Nach § 12 Abs. 1 I c AKB sind in der Teilkasko-Versicherung Beschädigungen
durch unmittelbare Einwirkung von Überschwemmung auf das Fahrzeug
umfasst. Ausgeschlossen sind nach dieser Vorschrift Schäden, die auf ein durch
diese Naturgewalten veranlasstes Verhalten des Fahrers zurückzuführen sind.
Letztere Vorschrift ist kein echter Ausschluss im Rahmen des
Versicherungsschutzes, sondern es handelt sich um eine Klarstellung zum
Begriff der Unmittelbarkeit, Schäden aufgrund einer nur mittelbaren
Verursachung durch Naturgewalten sind nicht versichert (vgl.
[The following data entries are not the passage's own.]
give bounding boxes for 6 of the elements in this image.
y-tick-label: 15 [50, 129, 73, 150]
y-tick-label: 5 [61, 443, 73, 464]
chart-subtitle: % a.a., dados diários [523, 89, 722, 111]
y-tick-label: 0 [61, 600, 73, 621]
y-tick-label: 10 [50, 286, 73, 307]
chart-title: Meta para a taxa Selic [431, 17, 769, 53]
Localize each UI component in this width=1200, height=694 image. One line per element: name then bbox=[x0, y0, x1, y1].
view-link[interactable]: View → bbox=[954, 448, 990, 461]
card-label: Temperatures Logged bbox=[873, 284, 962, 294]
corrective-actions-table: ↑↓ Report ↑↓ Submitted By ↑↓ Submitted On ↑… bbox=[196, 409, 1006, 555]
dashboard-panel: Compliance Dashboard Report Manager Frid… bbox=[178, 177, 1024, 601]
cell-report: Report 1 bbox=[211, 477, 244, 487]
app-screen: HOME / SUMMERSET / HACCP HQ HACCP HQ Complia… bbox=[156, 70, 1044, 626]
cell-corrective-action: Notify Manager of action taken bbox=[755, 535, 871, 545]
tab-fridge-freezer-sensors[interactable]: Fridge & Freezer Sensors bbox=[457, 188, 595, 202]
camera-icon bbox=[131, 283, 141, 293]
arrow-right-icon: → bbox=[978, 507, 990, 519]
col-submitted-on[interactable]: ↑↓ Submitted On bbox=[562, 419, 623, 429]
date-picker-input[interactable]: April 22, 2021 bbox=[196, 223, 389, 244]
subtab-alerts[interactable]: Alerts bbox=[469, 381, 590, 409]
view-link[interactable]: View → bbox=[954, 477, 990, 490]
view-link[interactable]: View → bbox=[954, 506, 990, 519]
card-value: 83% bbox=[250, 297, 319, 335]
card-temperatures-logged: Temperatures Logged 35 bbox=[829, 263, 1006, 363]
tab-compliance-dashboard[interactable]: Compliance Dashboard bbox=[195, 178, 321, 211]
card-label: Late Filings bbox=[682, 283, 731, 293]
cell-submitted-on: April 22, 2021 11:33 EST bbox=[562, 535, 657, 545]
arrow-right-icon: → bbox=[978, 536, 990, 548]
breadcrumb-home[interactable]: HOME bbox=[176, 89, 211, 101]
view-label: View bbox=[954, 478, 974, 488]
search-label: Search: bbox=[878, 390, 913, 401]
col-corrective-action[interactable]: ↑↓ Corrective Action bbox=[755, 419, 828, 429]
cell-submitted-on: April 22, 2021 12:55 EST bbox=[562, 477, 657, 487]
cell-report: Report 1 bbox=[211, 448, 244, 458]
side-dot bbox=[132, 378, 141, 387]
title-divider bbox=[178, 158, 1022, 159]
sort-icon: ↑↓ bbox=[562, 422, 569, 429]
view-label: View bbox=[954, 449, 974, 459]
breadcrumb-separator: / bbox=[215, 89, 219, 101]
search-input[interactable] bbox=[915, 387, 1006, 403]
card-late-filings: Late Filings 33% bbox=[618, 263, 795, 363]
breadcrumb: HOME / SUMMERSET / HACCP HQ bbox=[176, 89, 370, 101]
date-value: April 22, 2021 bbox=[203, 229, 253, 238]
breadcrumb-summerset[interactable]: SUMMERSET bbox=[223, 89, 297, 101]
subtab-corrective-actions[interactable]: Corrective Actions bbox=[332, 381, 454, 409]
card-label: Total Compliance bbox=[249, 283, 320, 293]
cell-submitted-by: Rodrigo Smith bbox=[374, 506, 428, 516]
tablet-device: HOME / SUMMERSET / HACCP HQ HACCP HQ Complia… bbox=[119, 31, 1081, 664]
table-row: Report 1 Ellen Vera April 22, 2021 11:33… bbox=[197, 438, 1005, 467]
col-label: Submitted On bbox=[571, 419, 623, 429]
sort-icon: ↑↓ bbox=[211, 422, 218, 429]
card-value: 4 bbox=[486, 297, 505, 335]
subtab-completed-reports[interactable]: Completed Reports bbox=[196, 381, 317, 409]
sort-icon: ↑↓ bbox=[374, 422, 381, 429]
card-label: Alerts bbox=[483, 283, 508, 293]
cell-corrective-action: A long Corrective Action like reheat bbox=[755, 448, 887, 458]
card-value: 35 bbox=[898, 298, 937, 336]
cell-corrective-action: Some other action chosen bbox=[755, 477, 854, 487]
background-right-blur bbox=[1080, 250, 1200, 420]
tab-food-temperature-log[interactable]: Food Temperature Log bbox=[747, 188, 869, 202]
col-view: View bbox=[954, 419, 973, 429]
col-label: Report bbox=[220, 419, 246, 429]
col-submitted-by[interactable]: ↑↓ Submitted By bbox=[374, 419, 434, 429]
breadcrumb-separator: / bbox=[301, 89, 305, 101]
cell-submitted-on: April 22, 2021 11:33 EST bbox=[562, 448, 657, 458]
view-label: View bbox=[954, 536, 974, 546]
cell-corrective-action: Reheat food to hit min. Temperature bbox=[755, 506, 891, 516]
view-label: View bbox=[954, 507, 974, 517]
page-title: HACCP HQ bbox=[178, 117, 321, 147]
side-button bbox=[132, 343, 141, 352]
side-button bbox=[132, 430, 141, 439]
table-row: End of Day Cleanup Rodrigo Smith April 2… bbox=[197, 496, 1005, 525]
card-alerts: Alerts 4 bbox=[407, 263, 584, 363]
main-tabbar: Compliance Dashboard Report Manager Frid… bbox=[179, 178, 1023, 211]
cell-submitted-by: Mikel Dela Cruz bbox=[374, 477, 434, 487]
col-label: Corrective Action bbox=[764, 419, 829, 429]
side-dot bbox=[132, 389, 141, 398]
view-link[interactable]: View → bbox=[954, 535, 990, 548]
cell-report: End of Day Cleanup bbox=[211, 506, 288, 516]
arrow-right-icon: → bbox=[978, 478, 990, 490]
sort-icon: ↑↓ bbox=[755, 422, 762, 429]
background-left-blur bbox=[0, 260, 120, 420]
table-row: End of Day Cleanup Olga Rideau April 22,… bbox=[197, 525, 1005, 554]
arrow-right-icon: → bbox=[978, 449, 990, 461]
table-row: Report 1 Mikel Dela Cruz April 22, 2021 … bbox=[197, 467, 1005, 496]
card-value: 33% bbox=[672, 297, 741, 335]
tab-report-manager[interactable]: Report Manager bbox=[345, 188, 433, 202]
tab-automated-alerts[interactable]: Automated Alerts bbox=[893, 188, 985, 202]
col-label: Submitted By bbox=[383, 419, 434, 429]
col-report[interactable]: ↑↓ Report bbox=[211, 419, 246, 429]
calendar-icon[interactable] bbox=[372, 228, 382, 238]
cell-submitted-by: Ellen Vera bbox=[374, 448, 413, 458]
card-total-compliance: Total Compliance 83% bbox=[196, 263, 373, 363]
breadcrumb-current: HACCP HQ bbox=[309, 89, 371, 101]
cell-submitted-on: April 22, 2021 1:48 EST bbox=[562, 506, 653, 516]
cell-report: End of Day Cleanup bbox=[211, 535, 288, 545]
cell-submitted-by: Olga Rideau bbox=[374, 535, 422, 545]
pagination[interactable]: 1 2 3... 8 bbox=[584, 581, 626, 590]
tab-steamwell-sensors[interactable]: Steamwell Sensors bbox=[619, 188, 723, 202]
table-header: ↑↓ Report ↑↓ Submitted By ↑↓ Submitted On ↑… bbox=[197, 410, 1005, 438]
Feyock/Jacobsen/Lemor, Kraftfahrtversicherung, § 12 AKB Randnr. 82; OLG
Hamm, 15.06.1988, 20 U 261/87 = NJW-RR 1989, 26; Prölls/Martin/
Knappmannn, § 12 AKB Randnr. 40). Ein unmittelbares Einwirken im Sinne von
§ 12 Abs. 1 I c AKB liegt dann vor, wenn die Naturgewalt einzige oder letzte
Ursache für den Kraftfahrzeugschaden ist. Eine unmittelbare Einwirkung einer
Überschwemmung liegt deshalb nicht vor, wenn ein Kraftfahrzeug kraft seiner
Bewegungsenergie in eine überflutete Straße gefahren wird (vgl.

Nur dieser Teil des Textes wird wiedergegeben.